Sentenza

«Quella collezione privata non volevano restituirla»

Condannati per appropriazione indebita, truffa e falsità in documenti due cittadini italiani che si sono impossessati di una trentina di opere d’arte – «Hanno dato prova di vivere di espedienti e di ricorrere a stratagemmi»
Questa scultura è rimasta al suo posto. © CdT/Chiara Zocchetti
Valentina Coda
21.12.2023 17:39

Altro che «pasticcioni», come volevano dipingerli le difese. I due cittadini italiani a processo da ieri «non hanno mai pensato di restituire le opere d’arte, piuttosto la loro intenzione era quella di impossessarsene». La Corte delle assise criminali non ha avuto dubbi nel condannare il 65.enne a 36 mesi (22 dei quali sospesi per 2 anni) e il 60.enne pure a 36 mesi (18 dei quali sospesi per 2 anni) per appropriazione indebita, truffa e falsità in documenti.

«Una messa in scena»

Tutto ruota attorno a una trentina di dipinti e sculture, affidate ai due uomini in conto vendita da un noto collezionista privato, che vanno da opere di De Chirico, Léger e Marks Nest fino a Sutherland, Crippa e Nag Arnoldi. Queste vengono inizialmente esposti in una galleria nel Mendrisiotto (poi fallita) e in seguito spostati in un deposito nel Luganese. Il tutto si complica quando, alla morte del collezionista, gli eredi chiedono la restituzione della collezione. A quel punto inizia «una vera e propria truffa», come descritto dalla procuratrice pubblica, Chiara Borelli. «Dagli atti emerge che alla domanda di restituzione, gli imputati hanno affermato che le opere d’arte erano state vendute a una terza persona con una documentazione posticcia – ha argomentato il presidente della Corte, il giudice Amos Pagnamenta, durante la lettura della sentenza -. Solamente quando si è scoperto che la collezione era nel Luganese gli imputati ammettono che era tutta una messa in scena. Anche perché il Pretore non avrebbe ordinato la restituzione delle opere con una misura cautelare se i due avessero dichiarato la loro esistenza».

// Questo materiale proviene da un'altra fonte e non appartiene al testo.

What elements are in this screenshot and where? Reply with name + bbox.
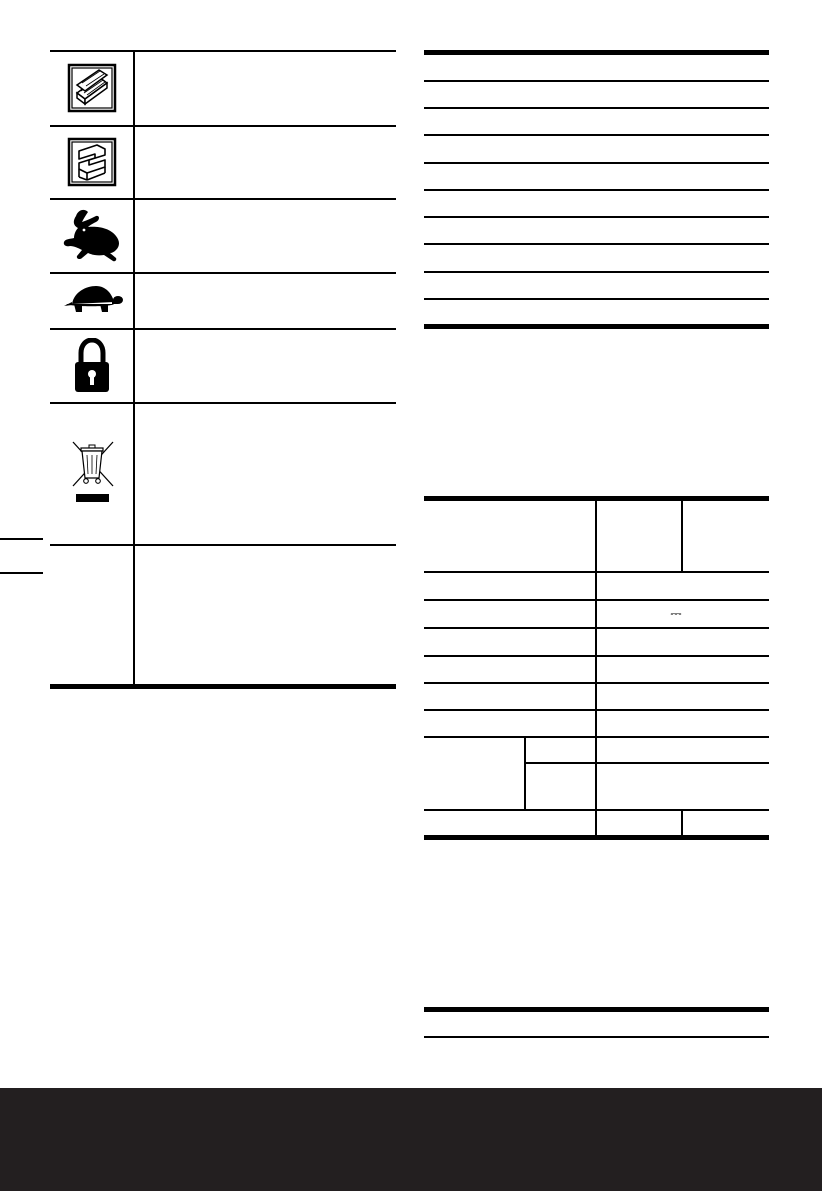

Di ammissioni e collaborazione

In buona sostanza, i due cittadini italiani – patrocinati dagli avvocati Felice Dafond e Francesca Piffaretti-Lanz – si sono impossessati della collezione privata (parliamo di una trentina di opere d’arte, ndr) e non l’hanno restituita. Un fatto, questo, ammesso «dopo non poche reticenze». Il loro agire, al netto di tutto, è stato considerato «grave» dalla Corte, poiché «hanno avuto fini di lucro e dato prova di vivere di espedienti, di ricorrere a stratagemmi così da sottrarsi alle loro responsabilità».

Nella commisurazione della pena, la Corte ha però riconosciuto le ammissioni e la collaborazione dei due imputati, anche se «in maniera limitata».